Они — речь изнутри опустошенного катастрофами пространства.
Кстати, из всех
авторов, рассмотренных нами в этом обзоре, Снегирёв — самый молодой, ему нет и
сорока, он из тех, кто взрослел в девяностые, кто застал их как свою исходную
данность. Мне кажется, с этим напрямую связано то, что он нисколько не склонен
к идеализации «традиционного», устойчивого состояния общества и мира.
Он весь — об
одиночестве и беззащитности человека (и этого человека он опять же нисколько не
идеализирует — скорее уж наоборот, — а беззащитности и одиночества нисколько не
оплакивает, но ставит читателя перед ними как перед фактом).
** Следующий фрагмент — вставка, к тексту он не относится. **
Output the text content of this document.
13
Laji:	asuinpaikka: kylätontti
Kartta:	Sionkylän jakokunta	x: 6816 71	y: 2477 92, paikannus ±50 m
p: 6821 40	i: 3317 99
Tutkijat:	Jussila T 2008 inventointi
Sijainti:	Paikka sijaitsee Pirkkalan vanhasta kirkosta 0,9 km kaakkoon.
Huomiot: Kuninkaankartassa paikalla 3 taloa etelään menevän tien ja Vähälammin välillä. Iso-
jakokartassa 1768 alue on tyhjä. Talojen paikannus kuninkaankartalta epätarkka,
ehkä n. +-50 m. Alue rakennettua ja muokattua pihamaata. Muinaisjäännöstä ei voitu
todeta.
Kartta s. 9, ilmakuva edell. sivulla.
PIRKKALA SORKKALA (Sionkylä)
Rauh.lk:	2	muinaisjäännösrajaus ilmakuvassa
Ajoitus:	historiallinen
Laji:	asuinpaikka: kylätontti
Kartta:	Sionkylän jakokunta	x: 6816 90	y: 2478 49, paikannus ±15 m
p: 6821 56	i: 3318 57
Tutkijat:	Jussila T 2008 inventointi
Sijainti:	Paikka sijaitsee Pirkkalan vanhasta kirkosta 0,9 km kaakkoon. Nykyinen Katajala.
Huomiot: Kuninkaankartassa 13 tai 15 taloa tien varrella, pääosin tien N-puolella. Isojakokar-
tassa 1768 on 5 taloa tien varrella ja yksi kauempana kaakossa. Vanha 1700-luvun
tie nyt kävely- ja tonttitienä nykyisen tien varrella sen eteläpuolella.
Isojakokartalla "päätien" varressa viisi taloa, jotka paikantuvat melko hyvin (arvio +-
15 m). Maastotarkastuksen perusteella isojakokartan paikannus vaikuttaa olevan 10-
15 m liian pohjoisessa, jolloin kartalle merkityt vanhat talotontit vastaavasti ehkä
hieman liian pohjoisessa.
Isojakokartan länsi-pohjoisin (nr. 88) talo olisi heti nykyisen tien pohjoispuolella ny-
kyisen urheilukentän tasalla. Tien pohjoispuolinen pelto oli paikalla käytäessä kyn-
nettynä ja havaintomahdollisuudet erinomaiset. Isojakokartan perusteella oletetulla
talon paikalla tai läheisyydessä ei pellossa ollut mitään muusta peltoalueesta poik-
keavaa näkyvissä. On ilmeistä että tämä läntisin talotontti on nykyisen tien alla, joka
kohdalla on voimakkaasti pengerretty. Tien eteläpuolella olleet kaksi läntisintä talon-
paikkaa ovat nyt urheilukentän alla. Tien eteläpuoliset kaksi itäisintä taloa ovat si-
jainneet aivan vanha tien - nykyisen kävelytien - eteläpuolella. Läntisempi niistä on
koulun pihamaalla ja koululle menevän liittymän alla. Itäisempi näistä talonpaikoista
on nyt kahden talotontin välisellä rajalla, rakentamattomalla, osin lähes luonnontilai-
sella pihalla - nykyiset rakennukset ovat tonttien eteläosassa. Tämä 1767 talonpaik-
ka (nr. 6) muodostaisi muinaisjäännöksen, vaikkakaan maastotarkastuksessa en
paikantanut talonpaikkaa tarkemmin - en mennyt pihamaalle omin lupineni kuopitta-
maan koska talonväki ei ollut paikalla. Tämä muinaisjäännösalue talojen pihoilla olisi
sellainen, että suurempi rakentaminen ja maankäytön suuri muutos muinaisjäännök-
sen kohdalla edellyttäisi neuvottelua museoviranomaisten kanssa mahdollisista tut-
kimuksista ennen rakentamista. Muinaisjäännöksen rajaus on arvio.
Он не оставляет
читателю никакой надежды.
И
то, что главная героиня «Веры» (весь роман — вопреки своей, заданной ей
автором, тщательно им выписанной редкостной яркости — мучительно не знающая,
что с собою делать) в конце этого полного неожиданностей текста все-таки
обретает навязчиво, до одержимости желанную беременность («человеческую
загогулину, распускающуюся в ней»), тоже никакой надежды не означает.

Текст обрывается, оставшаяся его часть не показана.